Endgame riunisce i due MacLeod
Endgame riunisce i due MacLeod

Dopo il primo film ne vennero realizzati altri due dedicati al protagonista Connor MacLeod, (Christopher Lambert), ma furono uno meno riuscito dell'altro. Highlander II: The Quickening (1991), cercò di dare una spiegazione fantascientifica all'esistenza degli immortali ma si risolse in un tentativo piuttosto infelice; gli appassionati rifiutarono di vedere stravolto l'assunto di partenza della storia, e gli stessi autori sembrarono riconoscere l'errore di tentare di appiccicare una motivazione razionale ad una storia assolutamente magica. Non a caso tutte le produzioni successive ignorano completamente The Quickening. Il terzo film, Highlander III: The Sorcerer, (1994), fu ancora meno significativo. Meritano invece un discorso a parte Highlander: Endgame (2000), e Highlander: The Source, appena completato, entrambi basati sulla serie televisiva. Il primo ottenne una buona risposta dai fan, mentre del secondo, non ancora giunto sugli schermi, abbiamo parlato in un articolo recente, www.fantasymagazine.it/notizie/6213/.

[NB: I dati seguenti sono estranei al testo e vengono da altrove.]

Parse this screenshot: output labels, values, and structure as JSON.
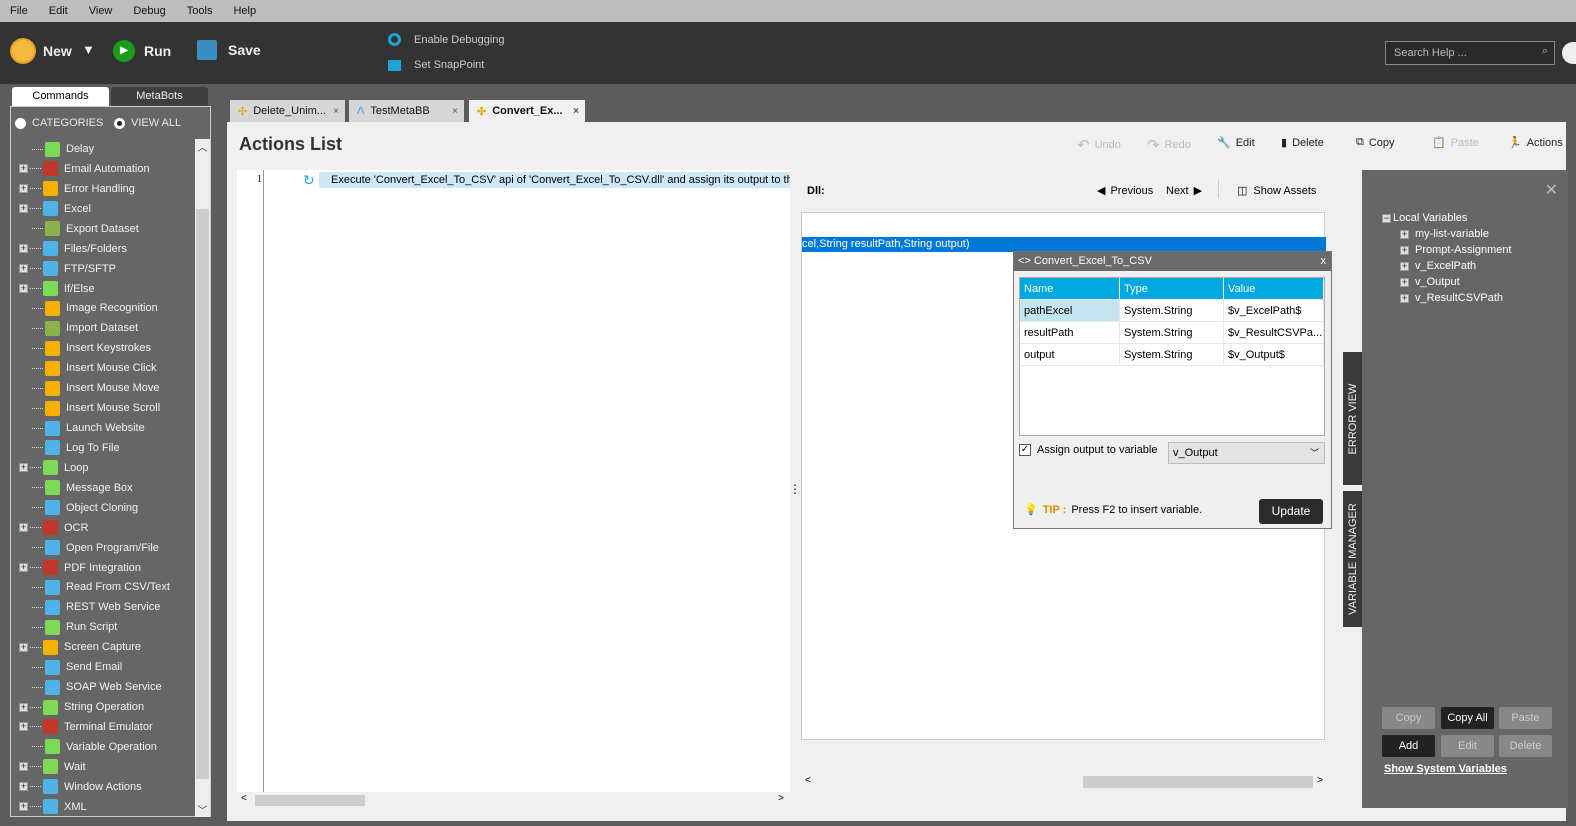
{
  "menu": [
    "File",
    "Edit",
    "View",
    "Debug",
    "Tools",
    "Help"
  ],
  "toolbar": {
    "new": "New",
    "run": "Run",
    "save": "Save",
    "enable_debugging": "Enable Debugging",
    "set_snappoint": "Set SnapPoint",
    "search_placeholder": "Search Help ..."
  },
  "left": {
    "tabs": [
      "Commands",
      "MetaBots"
    ],
    "categories": "CATEGORIES",
    "view_all": "VIEW ALL",
    "commands": [
      {
        "label": "Delay",
        "exp": false,
        "color": "#7ed957"
      },
      {
        "label": "Email Automation",
        "exp": true,
        "color": "#c0392b"
      },
      {
        "label": "Error Handling",
        "exp": true,
        "color": "#f5b000"
      },
      {
        "label": "Excel",
        "exp": true,
        "color": "#4fb3e8"
      },
      {
        "label": "Export Dataset",
        "exp": false,
        "color": "#8bb34a"
      },
      {
        "label": "Files/Folders",
        "exp": true,
        "color": "#4fb3e8"
      },
      {
        "label": "FTP/SFTP",
        "exp": true,
        "color": "#4fb3e8"
      },
      {
        "label": "If/Else",
        "exp": true,
        "color": "#7ed957"
      },
      {
        "label": "Image Recognition",
        "exp": false,
        "color": "#f5b000"
      },
      {
        "label": "Import Dataset",
        "exp": false,
        "color": "#8bb34a"
      },
      {
        "label": "Insert Keystrokes",
        "exp": false,
        "color": "#f5b000"
      },
      {
        "label": "Insert Mouse Click",
        "exp": false,
        "color": "#f5b000"
      },
      {
        "label": "Insert Mouse Move",
        "exp": false,
        "color": "#f5b000"
      },
      {
        "label": "Insert Mouse Scroll",
        "exp": false,
        "color": "#f5b000"
      },
      {
        "label": "Launch Website",
        "exp": false,
        "color": "#4fb3e8"
      },
      {
        "label": "Log To File",
        "exp": false,
        "color": "#4fb3e8"
      },
      {
        "label": "Loop",
        "exp": true,
        "color": "#7ed957"
      },
      {
        "label": "Message Box",
        "exp": false,
        "color": "#7ed957"
      },
      {
        "label": "Object Cloning",
        "exp": false,
        "color": "#4fb3e8"
      },
      {
        "label": "OCR",
        "exp": true,
        "color": "#c0392b"
      },
      {
        "label": "Open Program/File",
        "exp": false,
        "color": "#4fb3e8"
      },
      {
        "label": "PDF Integration",
        "exp": true,
        "color": "#c0392b"
      },
      {
        "label": "Read From CSV/Text",
        "exp": false,
        "color": "#4fb3e8"
      },
      {
        "label": "REST Web Service",
        "exp": false,
        "color": "#4fb3e8"
      },
      {
        "label": "Run Script",
        "exp": false,
        "color": "#7ed957"
      },
      {
        "label": "Screen Capture",
        "exp": true,
        "color": "#f5b000"
      },
      {
        "label": "Send Email",
        "exp": false,
        "color": "#4fb3e8"
      },
      {
        "label": "SOAP Web Service",
        "exp": false,
        "color": "#4fb3e8"
      },
      {
        "label": "String Operation",
        "exp": true,
        "color": "#7ed957"
      },
      {
        "label": "Terminal Emulator",
        "exp": true,
        "color": "#c0392b"
      },
      {
        "label": "Variable Operation",
        "exp": false,
        "color": "#7ed957"
      },
      {
        "label": "Wait",
        "exp": true,
        "color": "#7ed957"
      },
      {
        "label": "Window Actions",
        "exp": true,
        "color": "#4fb3e8"
      },
      {
        "label": "XML",
        "exp": true,
        "color": "#4fb3e8"
      }
    ]
  },
  "doc_tabs": [
    "Delete_Unim...",
    "TestMetaBB",
    "Convert_Ex..."
  ],
  "actions": {
    "title": "Actions List",
    "undo": "Undo",
    "redo": "Redo",
    "edit": "Edit",
    "delete": "Delete",
    "copy": "Copy",
    "paste": "Paste",
    "actions": "Actions",
    "line_number": "1",
    "line_text": "Execute 'Convert_Excel_To_CSV' api of 'Convert_Excel_To_CSV.dll' and assign its output to the"
  },
  "dll": {
    "label": "Dll:",
    "previous": "Previous",
    "next": "Next",
    "show_assets": "Show Assets",
    "signature": "cel,String resultPath,String output)"
  },
  "dialog": {
    "title": "<> Convert_Excel_To_CSV",
    "close": "x",
    "headers": [
      "Name",
      "Type",
      "Value"
    ],
    "rows": [
      [
        "pathExcel",
        "System.String",
        "$v_ExcelPath$"
      ],
      [
        "resultPath",
        "System.String",
        "$v_ResultCSVPa..."
      ],
      [
        "output",
        "System.String",
        "$v_Output$"
      ]
    ],
    "assign_label": "Assign output to variable",
    "assign_value": "v_Output",
    "tip_label": "TIP :",
    "tip_text": "Press F2 to insert variable.",
    "update": "Update"
  },
  "side_tabs": [
    "ERROR VIEW",
    "VARIABLE MANAGER"
  ],
  "variables": {
    "root": "Local Variables",
    "items": [
      "my-list-variable",
      "Prompt-Assignment",
      "v_ExcelPath",
      "v_Output",
      "v_ResultCSVPath"
    ],
    "copy": "Copy",
    "copy_all": "Copy All",
    "paste": "Paste",
    "add": "Add",
    "edit": "Edit",
    "delete": "Delete",
    "show_system": "Show System Variables"
  }
}
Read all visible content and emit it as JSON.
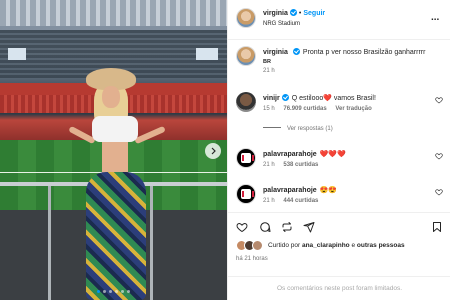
{
  "post": {
    "author": "virginia",
    "follow_label": "Seguir",
    "separator": "•",
    "location": "NRG Stadium",
    "more_label": "...",
    "caption_text": "Pronta p ver nosso Brasilzão ganharrrrr",
    "caption_sub": "BR",
    "caption_time": "21 h",
    "carousel": {
      "total": 6,
      "active": 1
    }
  },
  "comments": [
    {
      "user": "vinijr",
      "verified": true,
      "text": "Q estilooo❤️ vamos Brasil!",
      "time": "15 h",
      "likes": "76.909 curtidas",
      "translate": "Ver tradução",
      "replies": "Ver respostas (1)"
    },
    {
      "user": "palavraparahoje",
      "verified": false,
      "text": "❤️❤️❤️",
      "time": "21 h",
      "likes": "538 curtidas"
    },
    {
      "user": "palavraparahoje",
      "verified": false,
      "text": "😍😍",
      "time": "21 h",
      "likes": "444 curtidas"
    }
  ],
  "likes": {
    "prefix": "Curtido por",
    "user": "ana_clarapinho",
    "suffix": "e",
    "others": "outras pessoas"
  },
  "time_ago": "há 21 horas",
  "footer": "Os comentários neste post foram limitados.",
  "colors": {
    "accent": "#0095f6",
    "heart": "#ed4956",
    "muted": "#737373"
  },
  "icons": {
    "like": "heart-icon",
    "comment": "comment-icon",
    "share": "share-icon",
    "repost": "repost-icon",
    "save": "bookmark-icon",
    "next": "chevron-right-icon"
  }
}
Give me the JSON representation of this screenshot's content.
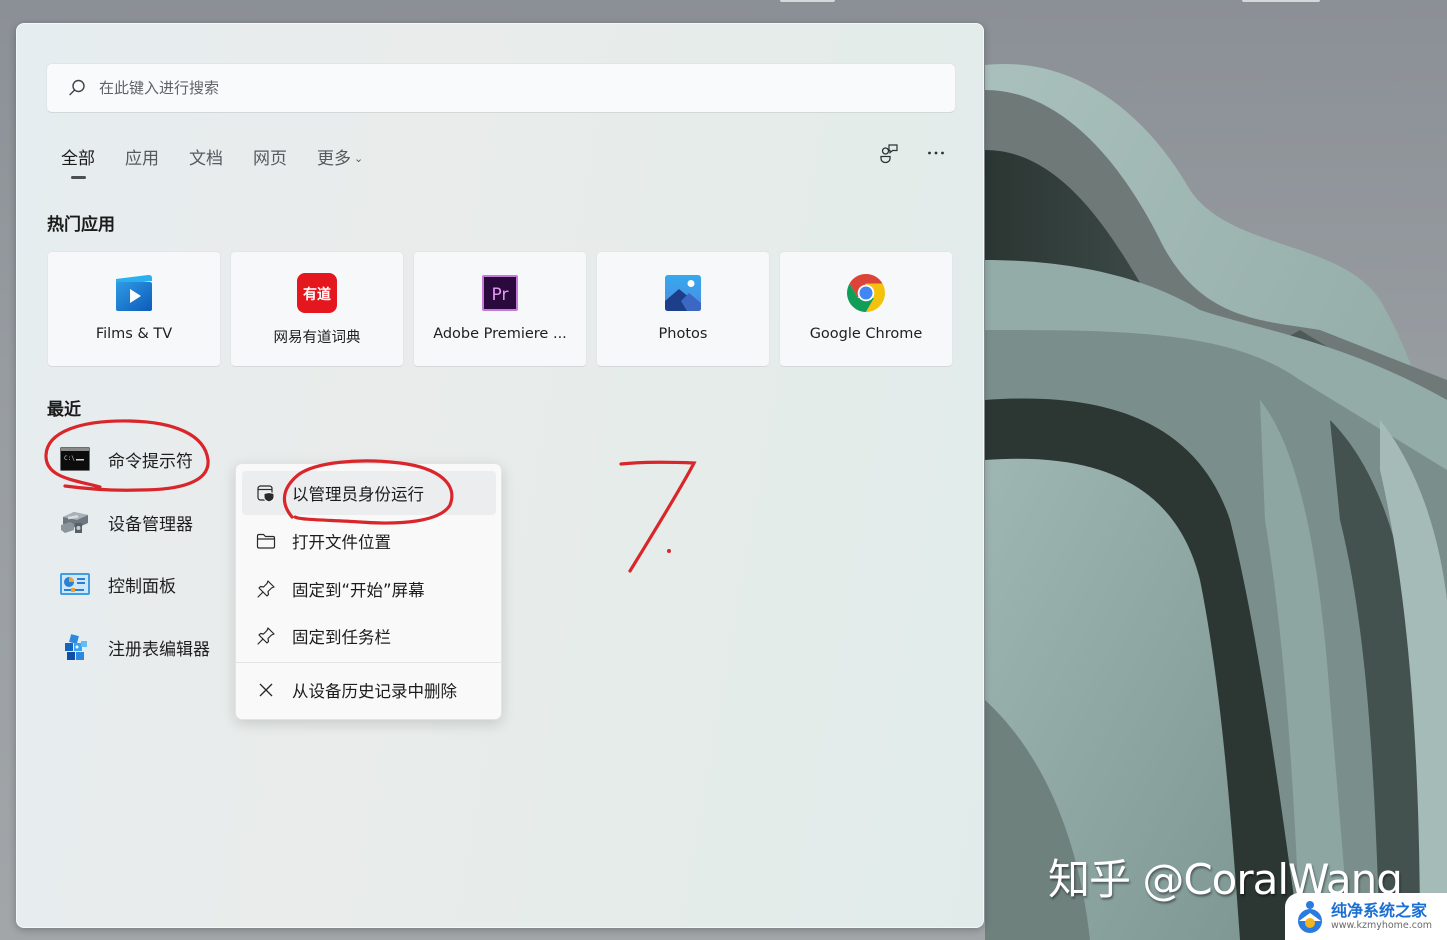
{
  "search": {
    "placeholder": "在此键入进行搜索"
  },
  "tabs": [
    {
      "label": "全部",
      "active": true
    },
    {
      "label": "应用",
      "active": false
    },
    {
      "label": "文档",
      "active": false
    },
    {
      "label": "网页",
      "active": false
    },
    {
      "label": "更多",
      "active": false,
      "has_dropdown": true
    }
  ],
  "header_icons": [
    {
      "name": "account-feedback-icon"
    },
    {
      "name": "more-options-icon",
      "glyph": "···"
    }
  ],
  "top_apps": {
    "title": "热门应用",
    "items": [
      {
        "label": "Films & TV",
        "icon": "films-tv-icon"
      },
      {
        "label": "网易有道词典",
        "icon": "youdao-dict-icon",
        "icon_text": "有道"
      },
      {
        "label": "Adobe Premiere ...",
        "icon": "adobe-premiere-icon",
        "icon_text": "Pr"
      },
      {
        "label": "Photos",
        "icon": "photos-icon"
      },
      {
        "label": "Google Chrome",
        "icon": "chrome-icon"
      }
    ]
  },
  "recent": {
    "title": "最近",
    "items": [
      {
        "label": "命令提示符",
        "icon": "command-prompt-icon"
      },
      {
        "label": "设备管理器",
        "icon": "device-manager-icon"
      },
      {
        "label": "控制面板",
        "icon": "control-panel-icon"
      },
      {
        "label": "注册表编辑器",
        "icon": "registry-editor-icon"
      }
    ]
  },
  "context_menu": {
    "items": [
      {
        "label": "以管理员身份运行",
        "icon": "run-as-admin-shield-icon",
        "highlighted": true
      },
      {
        "label": "打开文件位置",
        "icon": "folder-icon"
      },
      {
        "label": "固定到“开始”屏幕",
        "icon": "pin-icon"
      },
      {
        "label": "固定到任务栏",
        "icon": "pin-icon"
      },
      {
        "label": "从设备历史记录中删除",
        "icon": "close-x-icon"
      }
    ]
  },
  "annotations": {
    "step_number": "7.",
    "ink_color": "#d9262b"
  },
  "watermark": {
    "text": "知乎 @CoralWang"
  },
  "site_badge": {
    "name": "纯净系统之家",
    "url": "www.kzmyhome.com"
  },
  "colors": {
    "youdao_red": "#e5171e",
    "premiere_purple": "#2a0a3d",
    "premiere_text": "#e59af6",
    "chrome_red": "#db4437",
    "chrome_yellow": "#f4c20d",
    "chrome_green": "#0f9d58",
    "chrome_blue": "#4285f4"
  }
}
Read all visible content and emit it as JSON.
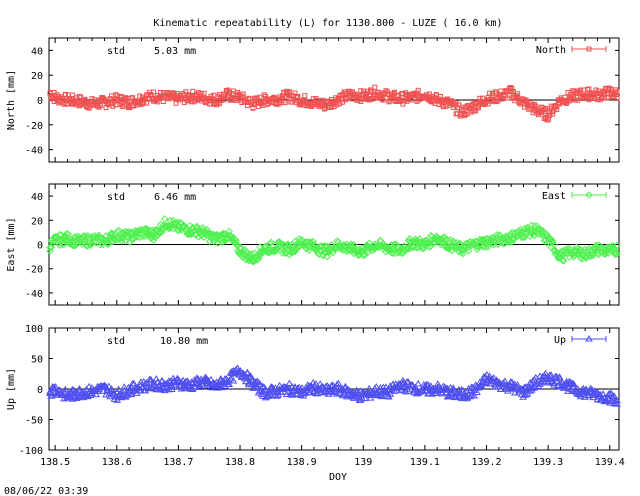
{
  "title": "Kinematic repeatability (L) for 1130.800 - LUZE  ( 16.0 km)",
  "footer": "08/06/22 03:39",
  "xlabel": "DOY",
  "x_tick_labels": [
    "138.5",
    "138.6",
    "138.7",
    "138.8",
    "138.9",
    "139",
    "139.1",
    "139.2",
    "139.3",
    "139.4"
  ],
  "chart_data": [
    {
      "type": "line",
      "name": "North",
      "ylabel": "North [mm]",
      "std_label": "std",
      "std_value": "5.03 mm",
      "color": "#f05050",
      "marker": "square",
      "xlim": [
        138.49,
        139.415
      ],
      "ylim": [
        -50,
        50
      ],
      "y_ticks": [
        40,
        20,
        0,
        -20,
        -40
      ],
      "x": [
        138.49,
        138.5,
        138.52,
        138.54,
        138.56,
        138.58,
        138.6,
        138.62,
        138.64,
        138.66,
        138.68,
        138.7,
        138.72,
        138.74,
        138.76,
        138.78,
        138.8,
        138.82,
        138.84,
        138.86,
        138.88,
        138.9,
        138.92,
        138.94,
        138.96,
        138.98,
        139.0,
        139.02,
        139.04,
        139.06,
        139.08,
        139.1,
        139.12,
        139.14,
        139.16,
        139.18,
        139.2,
        139.22,
        139.24,
        139.26,
        139.28,
        139.3,
        139.32,
        139.34,
        139.36,
        139.38,
        139.4,
        139.415
      ],
      "y": [
        6,
        2,
        0,
        -1,
        -3,
        -2,
        0,
        -2,
        1,
        3,
        2,
        1,
        3,
        2,
        0,
        4,
        2,
        -3,
        0,
        1,
        3,
        0,
        -2,
        -4,
        1,
        4,
        3,
        6,
        3,
        1,
        2,
        5,
        0,
        -3,
        -10,
        -5,
        1,
        3,
        6,
        -2,
        -8,
        -12,
        0,
        3,
        5,
        4,
        6,
        4
      ]
    },
    {
      "type": "line",
      "name": "East",
      "ylabel": "East [mm]",
      "std_label": "std",
      "std_value": "6.46 mm",
      "color": "#50f050",
      "marker": "diamond",
      "xlim": [
        138.49,
        139.415
      ],
      "ylim": [
        -50,
        50
      ],
      "y_ticks": [
        40,
        20,
        0,
        -20,
        -40
      ],
      "x": [
        138.49,
        138.5,
        138.52,
        138.54,
        138.56,
        138.58,
        138.6,
        138.62,
        138.64,
        138.66,
        138.68,
        138.7,
        138.72,
        138.74,
        138.76,
        138.78,
        138.8,
        138.82,
        138.84,
        138.86,
        138.88,
        138.9,
        138.92,
        138.94,
        138.96,
        138.98,
        139.0,
        139.02,
        139.04,
        139.06,
        139.08,
        139.1,
        139.12,
        139.14,
        139.16,
        139.18,
        139.2,
        139.22,
        139.24,
        139.26,
        139.28,
        139.3,
        139.32,
        139.34,
        139.36,
        139.38,
        139.4,
        139.415
      ],
      "y": [
        -2,
        3,
        5,
        2,
        4,
        3,
        8,
        6,
        10,
        8,
        18,
        14,
        12,
        10,
        4,
        8,
        -5,
        -12,
        -3,
        -2,
        -4,
        2,
        -2,
        -6,
        0,
        -4,
        -6,
        0,
        -3,
        -5,
        2,
        0,
        6,
        0,
        -4,
        0,
        2,
        4,
        6,
        10,
        12,
        4,
        -10,
        -6,
        -8,
        -4,
        -6,
        -3
      ]
    },
    {
      "type": "line",
      "name": "Up",
      "ylabel": "Up [mm]",
      "std_label": "std",
      "std_value": "10.80 mm",
      "color": "#5050f0",
      "marker": "triangle",
      "xlim": [
        138.49,
        139.415
      ],
      "ylim": [
        -100,
        100
      ],
      "y_ticks": [
        100,
        50,
        0,
        -50,
        -100
      ],
      "x": [
        138.49,
        138.5,
        138.52,
        138.54,
        138.56,
        138.58,
        138.6,
        138.62,
        138.64,
        138.66,
        138.68,
        138.7,
        138.72,
        138.74,
        138.76,
        138.78,
        138.8,
        138.82,
        138.84,
        138.86,
        138.88,
        138.9,
        138.92,
        138.94,
        138.96,
        138.98,
        139.0,
        139.02,
        139.04,
        139.06,
        139.08,
        139.1,
        139.12,
        139.14,
        139.16,
        139.18,
        139.2,
        139.22,
        139.24,
        139.26,
        139.28,
        139.3,
        139.32,
        139.34,
        139.36,
        139.38,
        139.4,
        139.415
      ],
      "y": [
        -5,
        0,
        -12,
        -6,
        -4,
        0,
        -10,
        -2,
        4,
        8,
        6,
        10,
        6,
        12,
        4,
        14,
        30,
        10,
        -6,
        -4,
        0,
        -6,
        2,
        -4,
        0,
        -8,
        -12,
        -4,
        -6,
        6,
        2,
        -2,
        0,
        -6,
        -10,
        -4,
        16,
        8,
        4,
        -6,
        10,
        18,
        12,
        0,
        -6,
        -10,
        -14,
        -24
      ]
    }
  ]
}
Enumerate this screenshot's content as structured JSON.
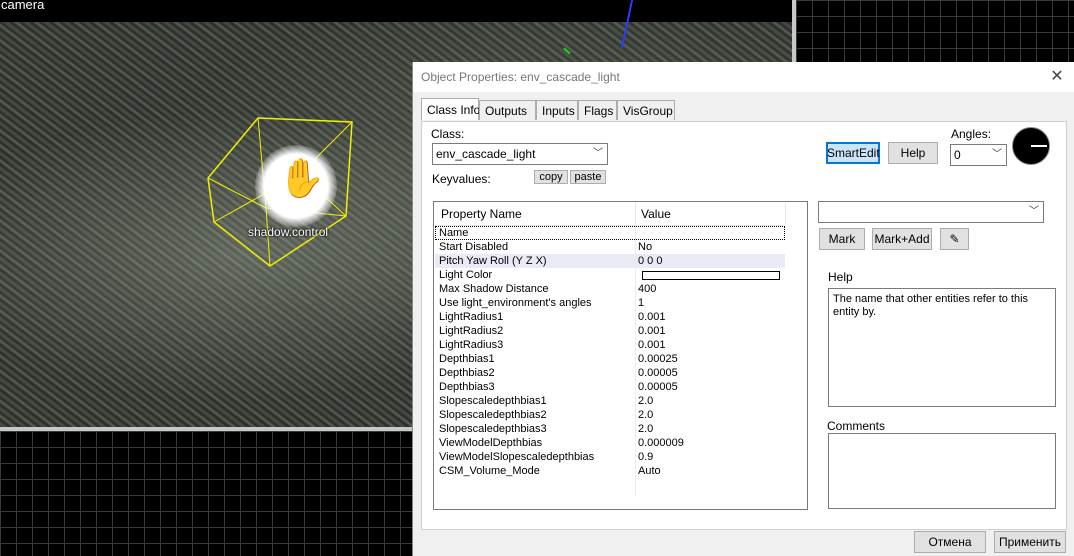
{
  "viewport": {
    "camera_label": "camera",
    "entity_label": "shadow.control"
  },
  "dialog": {
    "title": "Object Properties: env_cascade_light",
    "close_glyph": "✕",
    "tabs": [
      "Class Info",
      "Outputs",
      "Inputs",
      "Flags",
      "VisGroup"
    ],
    "active_tab": "Class Info",
    "class_label": "Class:",
    "class_value": "env_cascade_light",
    "keyvalues_label": "Keyvalues:",
    "copy_label": "copy",
    "paste_label": "paste",
    "smartedit_label": "SmartEdit",
    "help_button_label": "Help",
    "angles_label": "Angles:",
    "angles_value": "0",
    "property_header": "Property Name",
    "value_header": "Value",
    "properties": [
      {
        "name": "Name",
        "value": ""
      },
      {
        "name": "Start Disabled",
        "value": "No"
      },
      {
        "name": "Pitch Yaw Roll (Y Z X)",
        "value": "0 0 0"
      },
      {
        "name": "Light Color",
        "value": ""
      },
      {
        "name": "Max Shadow Distance",
        "value": "400"
      },
      {
        "name": "Use light_environment's angles",
        "value": "1"
      },
      {
        "name": "LightRadius1",
        "value": "0.001"
      },
      {
        "name": "LightRadius2",
        "value": "0.001"
      },
      {
        "name": "LightRadius3",
        "value": "0.001"
      },
      {
        "name": "Depthbias1",
        "value": "0.00025"
      },
      {
        "name": "Depthbias2",
        "value": "0.00005"
      },
      {
        "name": "Depthbias3",
        "value": "0.00005"
      },
      {
        "name": "Slopescaledepthbias1",
        "value": "2.0"
      },
      {
        "name": "Slopescaledepthbias2",
        "value": "2.0"
      },
      {
        "name": "Slopescaledepthbias3",
        "value": "2.0"
      },
      {
        "name": "ViewModelDepthbias",
        "value": "0.000009"
      },
      {
        "name": "ViewModelSlopescaledepthbias",
        "value": "0.9"
      },
      {
        "name": "CSM_Volume_Mode",
        "value": "Auto"
      }
    ],
    "value_select": "",
    "mark_label": "Mark",
    "mark_add_label": "Mark+Add",
    "help_label": "Help",
    "help_text": "The name that other entities refer to this entity by.",
    "comments_label": "Comments",
    "comments_text": "",
    "cancel_label": "Отмена",
    "apply_label": "Применить"
  },
  "colors": {
    "selection_box": "#f0f000",
    "focus_blue": "#0078d7"
  }
}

Come già accennato, nel 1992 gli stessi Panzer e Davis, già produttori dei primi due film, diedero vita alla serie televisiva Highlander (nota in America come Highlander: The Series). La serie fu una coproduzione franco canadese, (nessun network americano fu interessato al progetto), il telefilm fu girato in parte a Vancouver e in parte in Francia, spesso nella stessa Parigi, tra il 1992 e il 1998. È tuttora una delle produzioni televisive canadesi di maggior successo internazionale, e fu la prima di genere fantastico a raccogliere ampi riscontri di pubblico e critica negli Stati Uniti. Nonostante il calo di ascolti delle ultime stagioni il telefilm è considerato un vero cult da molti appassionati.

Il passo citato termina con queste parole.